Kendimi söyleyim, itü mezunu elektrik mühendis 7 yıl piyasada mühendislikten sonra, EÜAŞ (KİT) kurumuna geçmiş burda da yaklaşık 2,5 yıldır çalışan birisiyim.Maaşım 2.800 lira civarında, kpds sonuçuyla 3.100 tl civarına gelicek, eşimde mühendis oda TEİAŞ (KİT) çalışıyor oda aynı ücreti almakta. 7 yıl sonunda niye kamuya geçmek istedim. Bu piyasada insan odaklı bir sistem olmayışı, hep çalış hep çalış emriyle bir yaşam istemedim. Taahhüt gibi mesai çok bir sektörde çalışmam belki hataydı ama işimi severek yapıyordum bu da işi sevmek işin kölesi olacak anlamına gelmezdi. O kadar yoğun çalışmaya başlamıştım ki, eşimin yüzünü göremiyordum. O sırada eşimde özelde çalışıyordu ve inanın birbirimizi zor görüyorduk. Evliliği sürdürebilmek için radikal bir kararla kamuya geçtim. 1 sene sonra eşimde kamuya geçti. İş hayatım boyunca yaptığım en doğru karar devlete geçmemdi. Maddi olarak evet kayıptayım ama yaşam kalitem çok büyük düzeyde arttı. Entrasan bir nokta ama maddi olarak gelirim düşmesine rağmen yaşam standartlarım daha yükseğe çıktı. Çünkü zamanı kazandım. Kendi yaşadığımı hissettim. Haftasonu cuma akşamından eşimle birlikte haftasonu tatiline gitmek çok güzel bir duygu. Yıllık izin, bayram izni ve dışardaki bazı insanları tahmin edemediği olanaklar. (Teknik yurt dışı gezileri...)
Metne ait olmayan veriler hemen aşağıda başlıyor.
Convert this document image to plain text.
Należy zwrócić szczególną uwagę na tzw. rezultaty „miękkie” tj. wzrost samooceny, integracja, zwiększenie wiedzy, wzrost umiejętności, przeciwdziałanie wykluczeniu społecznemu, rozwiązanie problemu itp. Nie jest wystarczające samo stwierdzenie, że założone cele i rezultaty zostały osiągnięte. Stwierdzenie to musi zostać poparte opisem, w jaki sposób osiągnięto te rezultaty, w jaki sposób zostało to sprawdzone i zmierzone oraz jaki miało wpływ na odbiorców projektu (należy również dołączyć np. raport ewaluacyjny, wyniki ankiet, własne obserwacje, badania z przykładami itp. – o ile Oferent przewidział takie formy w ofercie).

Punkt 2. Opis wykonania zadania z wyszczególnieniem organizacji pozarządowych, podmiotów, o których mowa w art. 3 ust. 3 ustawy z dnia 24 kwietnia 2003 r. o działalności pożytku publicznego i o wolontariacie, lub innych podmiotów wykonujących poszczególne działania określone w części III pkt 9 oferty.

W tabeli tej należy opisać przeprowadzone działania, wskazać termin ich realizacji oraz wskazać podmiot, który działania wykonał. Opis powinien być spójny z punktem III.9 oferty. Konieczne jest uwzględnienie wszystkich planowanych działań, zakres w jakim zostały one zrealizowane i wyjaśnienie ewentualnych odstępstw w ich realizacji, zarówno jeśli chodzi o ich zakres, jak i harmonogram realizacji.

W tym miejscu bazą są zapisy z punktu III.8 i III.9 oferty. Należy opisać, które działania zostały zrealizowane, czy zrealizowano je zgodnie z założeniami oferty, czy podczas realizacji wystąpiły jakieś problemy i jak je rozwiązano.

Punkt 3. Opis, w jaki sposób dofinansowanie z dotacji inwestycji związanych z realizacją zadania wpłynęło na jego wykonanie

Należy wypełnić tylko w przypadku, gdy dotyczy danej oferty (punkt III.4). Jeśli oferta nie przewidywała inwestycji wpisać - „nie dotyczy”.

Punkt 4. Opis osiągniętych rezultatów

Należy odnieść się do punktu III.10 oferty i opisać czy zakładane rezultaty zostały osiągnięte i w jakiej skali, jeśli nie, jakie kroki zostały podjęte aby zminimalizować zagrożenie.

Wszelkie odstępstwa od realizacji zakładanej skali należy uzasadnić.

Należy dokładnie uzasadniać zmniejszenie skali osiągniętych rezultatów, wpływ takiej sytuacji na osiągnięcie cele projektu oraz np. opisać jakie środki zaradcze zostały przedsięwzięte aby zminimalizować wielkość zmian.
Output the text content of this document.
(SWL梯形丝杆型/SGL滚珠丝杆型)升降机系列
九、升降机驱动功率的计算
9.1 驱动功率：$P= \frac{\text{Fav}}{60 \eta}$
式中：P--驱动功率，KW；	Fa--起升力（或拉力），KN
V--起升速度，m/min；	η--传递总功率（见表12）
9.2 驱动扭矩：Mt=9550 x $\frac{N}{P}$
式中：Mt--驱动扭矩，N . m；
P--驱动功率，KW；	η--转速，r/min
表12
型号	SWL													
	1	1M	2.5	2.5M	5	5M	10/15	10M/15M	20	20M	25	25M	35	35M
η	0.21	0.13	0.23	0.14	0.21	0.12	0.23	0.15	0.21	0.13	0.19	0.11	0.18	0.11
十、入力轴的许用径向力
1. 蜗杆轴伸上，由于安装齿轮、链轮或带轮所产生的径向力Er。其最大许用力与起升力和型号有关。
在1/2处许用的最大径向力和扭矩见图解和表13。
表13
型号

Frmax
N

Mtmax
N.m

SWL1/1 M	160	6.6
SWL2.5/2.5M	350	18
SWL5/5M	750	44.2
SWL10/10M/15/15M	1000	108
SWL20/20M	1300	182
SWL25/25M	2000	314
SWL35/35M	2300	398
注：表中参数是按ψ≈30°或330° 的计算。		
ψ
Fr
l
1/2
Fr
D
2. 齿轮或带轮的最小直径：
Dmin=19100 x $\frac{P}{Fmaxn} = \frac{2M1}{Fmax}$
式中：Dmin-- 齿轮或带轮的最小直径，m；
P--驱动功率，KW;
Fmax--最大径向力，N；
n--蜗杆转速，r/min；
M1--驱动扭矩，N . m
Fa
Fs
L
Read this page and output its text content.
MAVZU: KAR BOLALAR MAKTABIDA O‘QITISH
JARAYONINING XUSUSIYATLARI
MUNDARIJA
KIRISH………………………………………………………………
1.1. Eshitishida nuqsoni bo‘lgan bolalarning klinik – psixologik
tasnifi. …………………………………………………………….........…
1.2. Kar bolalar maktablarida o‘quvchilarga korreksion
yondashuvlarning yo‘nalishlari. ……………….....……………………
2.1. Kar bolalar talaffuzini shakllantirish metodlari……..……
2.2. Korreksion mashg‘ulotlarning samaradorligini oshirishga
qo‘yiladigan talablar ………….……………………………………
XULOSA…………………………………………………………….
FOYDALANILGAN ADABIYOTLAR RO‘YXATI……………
Demek istediğim ben eğer biraz daha insanca çalışma şartları olsaydı, bu sektörde çalışırdım, diğer tekniker arkadaşta ve sayısız diğer teknik elemanda. İnsanlar artık özel sektörde teknik alanda kaçma eğiliminde, birisi kamuya, birisi bilişime, biriside ilaç sektörüne kaçıyor. Düiğer alanlarda iş bulamayan kişlerde kerhen teknik hizmetlere geliyor. Bu da eleman kalitesinin düşmesine, elemanların uzun süre çalışmamasına veya başka alanlarına kaçmaya sebep oluyor. Eleman sorunun düzelmesi için, yani kaliteli ve bu iş hakkıyla yapacak kişlerin bu sektörü tercih etmesi için çalışma şartları ve ücret yapılandırılması baştan düzenlenmesi gerekir. yoksa bu dedğimiz durumlar artarak devam edecektir. İş veren çalışanlardan, çalışanlar ise iş verenden şikayetçi olmaya devam edecektir.